Contrary to reports claiming that Ford Motor Company is fixing to axe the mid-size Ford Mondeo from its lineup in Europe as it seeks greater profitability, the automaker says it will update the family car shortly, calling it a “core part” of its European-market product portfolio. “Upgrades [are] coming for Mondeo later this year, which will see new powertrains as well as exterior and interior updates as well as enhancements to the Mondeo Hybrid range,” the company said in a statement emailed to Bloomberg.
Changes are indeed on the horizon for Ford’s European operations, and according to reports, the automaker could cut as many as 24k hourly positions around the globe, with the bulk of the layoffs concentrated in Europe. But discontinuing the Ford Mondeo isn’t part of the agenda, the automaker says, and nor is axing the S-MAX and Galaxy MPVs, both of which share the Mondeo’s platform.

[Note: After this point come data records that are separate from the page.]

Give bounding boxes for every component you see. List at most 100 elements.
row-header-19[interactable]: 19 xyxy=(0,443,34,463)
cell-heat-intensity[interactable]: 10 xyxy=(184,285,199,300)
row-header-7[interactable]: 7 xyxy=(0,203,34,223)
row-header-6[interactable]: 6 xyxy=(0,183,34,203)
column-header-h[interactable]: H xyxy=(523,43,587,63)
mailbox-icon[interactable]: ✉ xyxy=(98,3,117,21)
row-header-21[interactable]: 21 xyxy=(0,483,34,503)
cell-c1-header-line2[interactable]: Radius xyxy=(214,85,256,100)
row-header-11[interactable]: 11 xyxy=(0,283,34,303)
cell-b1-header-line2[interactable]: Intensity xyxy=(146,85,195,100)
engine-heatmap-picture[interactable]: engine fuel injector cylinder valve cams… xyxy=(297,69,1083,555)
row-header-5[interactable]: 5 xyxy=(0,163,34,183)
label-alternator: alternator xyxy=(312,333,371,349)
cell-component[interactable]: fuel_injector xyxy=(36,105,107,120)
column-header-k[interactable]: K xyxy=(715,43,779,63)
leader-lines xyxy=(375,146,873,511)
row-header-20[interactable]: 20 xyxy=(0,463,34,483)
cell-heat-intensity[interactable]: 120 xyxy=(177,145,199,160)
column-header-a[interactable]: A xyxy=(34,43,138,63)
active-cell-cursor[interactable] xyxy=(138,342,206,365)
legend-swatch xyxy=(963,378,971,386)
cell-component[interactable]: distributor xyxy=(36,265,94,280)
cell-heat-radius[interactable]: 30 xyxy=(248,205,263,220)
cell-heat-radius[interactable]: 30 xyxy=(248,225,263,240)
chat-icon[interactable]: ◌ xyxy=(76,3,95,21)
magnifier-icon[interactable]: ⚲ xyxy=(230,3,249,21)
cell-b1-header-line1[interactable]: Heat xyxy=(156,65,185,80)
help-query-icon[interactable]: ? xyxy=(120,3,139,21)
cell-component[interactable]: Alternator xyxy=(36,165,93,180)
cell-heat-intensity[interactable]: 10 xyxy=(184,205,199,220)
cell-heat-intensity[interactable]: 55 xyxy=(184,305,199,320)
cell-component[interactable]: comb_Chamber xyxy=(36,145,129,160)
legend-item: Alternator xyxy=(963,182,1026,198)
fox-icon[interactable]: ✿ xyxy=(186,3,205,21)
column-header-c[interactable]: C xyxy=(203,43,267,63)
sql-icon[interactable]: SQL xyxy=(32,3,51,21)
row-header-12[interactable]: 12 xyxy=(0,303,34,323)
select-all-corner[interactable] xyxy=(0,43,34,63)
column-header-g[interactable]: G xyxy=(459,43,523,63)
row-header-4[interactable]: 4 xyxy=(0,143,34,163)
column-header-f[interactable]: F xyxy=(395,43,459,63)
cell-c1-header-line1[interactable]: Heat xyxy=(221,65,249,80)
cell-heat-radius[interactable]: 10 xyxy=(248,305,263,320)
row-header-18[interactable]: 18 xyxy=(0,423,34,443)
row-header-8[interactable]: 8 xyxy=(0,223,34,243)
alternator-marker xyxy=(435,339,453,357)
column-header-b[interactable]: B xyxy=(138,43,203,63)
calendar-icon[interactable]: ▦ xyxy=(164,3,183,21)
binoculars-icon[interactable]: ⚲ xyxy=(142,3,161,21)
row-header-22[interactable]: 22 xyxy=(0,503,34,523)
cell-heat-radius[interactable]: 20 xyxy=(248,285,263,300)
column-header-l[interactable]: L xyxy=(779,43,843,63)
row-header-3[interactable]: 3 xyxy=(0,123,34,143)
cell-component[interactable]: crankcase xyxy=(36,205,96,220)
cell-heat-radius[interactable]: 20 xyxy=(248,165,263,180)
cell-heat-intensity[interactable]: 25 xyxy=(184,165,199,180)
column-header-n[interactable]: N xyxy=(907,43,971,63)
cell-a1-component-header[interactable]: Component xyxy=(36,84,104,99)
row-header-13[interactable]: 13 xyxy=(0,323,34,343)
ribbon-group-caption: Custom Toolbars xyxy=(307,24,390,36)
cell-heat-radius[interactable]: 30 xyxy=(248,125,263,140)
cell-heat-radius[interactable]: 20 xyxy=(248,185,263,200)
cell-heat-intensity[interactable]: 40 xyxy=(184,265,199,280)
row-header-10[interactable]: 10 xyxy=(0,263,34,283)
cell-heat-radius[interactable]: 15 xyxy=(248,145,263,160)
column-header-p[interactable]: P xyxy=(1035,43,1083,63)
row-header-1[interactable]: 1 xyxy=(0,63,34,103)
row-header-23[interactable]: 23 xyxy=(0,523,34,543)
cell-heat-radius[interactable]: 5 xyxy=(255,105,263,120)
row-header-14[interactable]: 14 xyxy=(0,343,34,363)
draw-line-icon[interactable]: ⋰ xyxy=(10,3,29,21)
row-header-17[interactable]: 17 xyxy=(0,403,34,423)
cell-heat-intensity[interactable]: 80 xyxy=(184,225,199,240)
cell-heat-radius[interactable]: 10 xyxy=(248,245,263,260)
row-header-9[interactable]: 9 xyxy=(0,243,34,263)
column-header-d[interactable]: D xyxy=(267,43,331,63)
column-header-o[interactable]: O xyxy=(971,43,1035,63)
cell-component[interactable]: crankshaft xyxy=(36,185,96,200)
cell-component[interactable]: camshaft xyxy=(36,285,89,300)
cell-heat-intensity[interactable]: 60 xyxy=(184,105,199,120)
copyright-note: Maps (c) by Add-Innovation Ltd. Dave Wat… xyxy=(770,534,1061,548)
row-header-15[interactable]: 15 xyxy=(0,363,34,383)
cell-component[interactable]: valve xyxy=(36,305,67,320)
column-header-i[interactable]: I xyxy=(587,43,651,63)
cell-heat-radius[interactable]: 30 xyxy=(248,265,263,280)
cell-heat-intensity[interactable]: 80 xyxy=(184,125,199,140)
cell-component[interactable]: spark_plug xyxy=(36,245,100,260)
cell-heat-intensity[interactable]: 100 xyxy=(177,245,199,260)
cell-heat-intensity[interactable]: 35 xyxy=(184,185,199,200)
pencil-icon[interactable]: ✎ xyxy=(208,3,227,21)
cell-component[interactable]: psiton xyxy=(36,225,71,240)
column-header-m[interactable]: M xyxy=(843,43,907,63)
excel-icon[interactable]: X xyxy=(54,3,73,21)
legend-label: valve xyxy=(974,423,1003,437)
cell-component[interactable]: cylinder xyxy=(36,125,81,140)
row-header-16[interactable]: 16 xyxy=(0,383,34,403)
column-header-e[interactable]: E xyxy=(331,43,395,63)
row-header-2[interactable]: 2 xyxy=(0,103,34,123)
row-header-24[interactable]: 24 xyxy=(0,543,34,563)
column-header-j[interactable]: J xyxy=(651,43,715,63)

Of course, Ford Motor Company expressed similar sentiments in North America when news broke that the automaker had canceled a redesign program for the Ford Fusion – North America’s version of the Mondeo sedan. “Fusion remains an important part of the Ford lineup for years to come, with even more new fresh features on the way,” Ford North America Product Communications Manager Mike Levine said in a statement in January. A short while later, the automaker pulled the wraps off of an updated Fusion set to go on sale for the 2019 model year, but just a month after that, Ford announced it would phase out all “traditional sedan” models in North America over the next few years.
Ford lost nearly $80 million in Europe during the second quarter of this year, despite signs that the automaker had turned things around in the market over the past few years. In May, Executive Chairman Bill Ford said that some “fairly large” changes were in store for Europe and South America as the automaker combats losses in those regions.